A Metro Council ordinance that would prevent any new development from being built in Nashville’s floodplain will be scrapped.
In its place could come a less-sweeping bill that would require developers in flood prone areas to build structures in a way that has “no adverse impact” on the surrounding community. If approved, builders in Nashville’s floodplain would have to demonstrate that their development would not increase the surrounding area’s flood height or water velocity.
Metro Councilman Darren Jernigan, who filed the original legislation following May’s historic flood, said the decision to withdraw his bill came after meeting with developers, Metro water department officials and other stakeholders. A second meeting to discuss the floodplain bill is scheduled for 4 p.m. Thursday, Oct. 28 in the council chambers.
“What we’ve come up with is the ‘no adverse effect’ language,” Jernigan said of the new bill, which he plans to file in November.
Councilman Jason Holleman, who is prepared to cosponsor Jernigan’s new bill, said developers who build in Nashville’s floodway — the area most susceptible to flooding — are already prohibited from constructing anything that causes a “rise in the area of flooding.”
“The fundamental thing that would happen if we adopt [the ‘no adverse’ impact bill] is that same standard would be expanded to include the entire floodplain as opposed to just the floodway,” Holleman said.

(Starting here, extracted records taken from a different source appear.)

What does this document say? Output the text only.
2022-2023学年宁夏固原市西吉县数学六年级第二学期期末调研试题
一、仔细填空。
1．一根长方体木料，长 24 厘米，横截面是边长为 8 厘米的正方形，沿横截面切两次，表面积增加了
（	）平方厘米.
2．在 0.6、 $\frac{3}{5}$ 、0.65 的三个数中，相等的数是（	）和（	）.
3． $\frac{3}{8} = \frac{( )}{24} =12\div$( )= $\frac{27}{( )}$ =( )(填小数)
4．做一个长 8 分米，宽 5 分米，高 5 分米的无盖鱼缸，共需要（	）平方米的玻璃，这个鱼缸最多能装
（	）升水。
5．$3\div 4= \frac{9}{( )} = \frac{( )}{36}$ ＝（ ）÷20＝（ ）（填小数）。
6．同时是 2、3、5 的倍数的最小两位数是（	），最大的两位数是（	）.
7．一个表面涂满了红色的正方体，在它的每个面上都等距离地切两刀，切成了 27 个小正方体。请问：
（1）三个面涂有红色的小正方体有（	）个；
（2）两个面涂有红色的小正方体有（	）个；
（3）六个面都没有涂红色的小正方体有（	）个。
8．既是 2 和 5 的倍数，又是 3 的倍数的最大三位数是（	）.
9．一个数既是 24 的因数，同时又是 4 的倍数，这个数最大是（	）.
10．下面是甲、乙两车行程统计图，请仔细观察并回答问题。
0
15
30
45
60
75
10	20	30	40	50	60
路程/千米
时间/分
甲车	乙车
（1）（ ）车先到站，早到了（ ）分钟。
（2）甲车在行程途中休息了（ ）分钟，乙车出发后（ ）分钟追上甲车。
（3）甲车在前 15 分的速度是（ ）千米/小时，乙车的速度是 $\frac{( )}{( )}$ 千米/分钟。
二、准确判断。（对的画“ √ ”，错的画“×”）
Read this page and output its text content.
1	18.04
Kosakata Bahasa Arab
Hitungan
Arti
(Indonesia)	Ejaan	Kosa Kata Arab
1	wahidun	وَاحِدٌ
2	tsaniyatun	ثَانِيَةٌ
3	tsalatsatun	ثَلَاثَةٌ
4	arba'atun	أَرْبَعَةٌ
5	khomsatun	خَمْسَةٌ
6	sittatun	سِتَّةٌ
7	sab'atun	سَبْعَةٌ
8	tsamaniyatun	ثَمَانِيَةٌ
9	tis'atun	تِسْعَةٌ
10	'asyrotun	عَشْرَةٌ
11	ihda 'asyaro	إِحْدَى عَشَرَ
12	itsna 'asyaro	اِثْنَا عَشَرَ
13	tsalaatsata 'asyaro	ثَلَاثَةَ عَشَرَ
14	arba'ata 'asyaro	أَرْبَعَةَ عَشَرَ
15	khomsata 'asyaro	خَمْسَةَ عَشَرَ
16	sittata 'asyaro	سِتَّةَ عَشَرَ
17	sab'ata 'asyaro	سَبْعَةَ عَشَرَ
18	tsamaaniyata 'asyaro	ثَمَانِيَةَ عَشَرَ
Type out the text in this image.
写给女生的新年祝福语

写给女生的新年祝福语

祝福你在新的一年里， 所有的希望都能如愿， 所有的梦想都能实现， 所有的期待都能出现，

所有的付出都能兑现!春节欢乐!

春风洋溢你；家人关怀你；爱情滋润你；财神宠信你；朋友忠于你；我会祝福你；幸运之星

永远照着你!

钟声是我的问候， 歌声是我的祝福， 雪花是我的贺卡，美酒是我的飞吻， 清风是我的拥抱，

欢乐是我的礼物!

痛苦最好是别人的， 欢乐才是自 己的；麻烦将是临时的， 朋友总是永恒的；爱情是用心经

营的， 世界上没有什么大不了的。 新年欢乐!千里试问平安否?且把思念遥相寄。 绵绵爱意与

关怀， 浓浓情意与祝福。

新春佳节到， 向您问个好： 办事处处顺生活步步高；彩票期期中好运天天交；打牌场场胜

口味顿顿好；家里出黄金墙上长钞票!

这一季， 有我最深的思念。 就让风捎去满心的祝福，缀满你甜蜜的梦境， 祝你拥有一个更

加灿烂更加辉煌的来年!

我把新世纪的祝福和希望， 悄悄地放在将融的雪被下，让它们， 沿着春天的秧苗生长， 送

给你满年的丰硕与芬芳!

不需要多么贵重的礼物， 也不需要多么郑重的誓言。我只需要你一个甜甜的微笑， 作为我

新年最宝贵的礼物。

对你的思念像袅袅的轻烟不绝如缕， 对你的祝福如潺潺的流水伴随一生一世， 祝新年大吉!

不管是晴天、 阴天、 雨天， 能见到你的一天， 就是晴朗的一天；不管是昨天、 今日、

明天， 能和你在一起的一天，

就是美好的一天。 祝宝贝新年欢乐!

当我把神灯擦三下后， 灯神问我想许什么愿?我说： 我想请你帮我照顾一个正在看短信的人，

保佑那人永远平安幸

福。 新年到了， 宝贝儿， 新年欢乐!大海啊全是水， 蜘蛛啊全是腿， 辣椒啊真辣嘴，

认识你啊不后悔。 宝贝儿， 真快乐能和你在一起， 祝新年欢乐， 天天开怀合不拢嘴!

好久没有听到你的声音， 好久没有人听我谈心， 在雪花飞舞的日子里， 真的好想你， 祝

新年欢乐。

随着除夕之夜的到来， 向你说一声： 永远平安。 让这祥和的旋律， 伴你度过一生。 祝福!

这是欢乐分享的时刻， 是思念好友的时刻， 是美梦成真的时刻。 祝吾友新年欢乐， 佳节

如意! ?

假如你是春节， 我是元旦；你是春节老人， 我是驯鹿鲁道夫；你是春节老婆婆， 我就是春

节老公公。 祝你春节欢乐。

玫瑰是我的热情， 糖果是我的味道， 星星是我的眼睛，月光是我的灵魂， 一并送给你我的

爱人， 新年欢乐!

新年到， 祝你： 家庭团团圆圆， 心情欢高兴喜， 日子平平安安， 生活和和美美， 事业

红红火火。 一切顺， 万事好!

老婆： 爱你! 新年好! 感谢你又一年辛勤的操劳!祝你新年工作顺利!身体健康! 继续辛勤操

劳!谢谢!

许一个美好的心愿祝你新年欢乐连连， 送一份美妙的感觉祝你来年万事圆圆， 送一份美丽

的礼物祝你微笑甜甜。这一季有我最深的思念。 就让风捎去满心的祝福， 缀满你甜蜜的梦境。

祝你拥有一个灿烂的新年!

The “no adverse impact” approach to regulating floodplain development has been employed by municipalities across the nation. Proponents say it’s a way to enforce sound land use management policy while not infringing on property rights.
Jernigan’s bill would be two-pronged. He said he also plans to include language that would establish a group of engineers, stormwater experts, Metro council members and others to offer flood management recommendations that would be combined into a separate ordinance.
Jernigan called the panel a “committee of all the stakeholders that need to be a part of this.”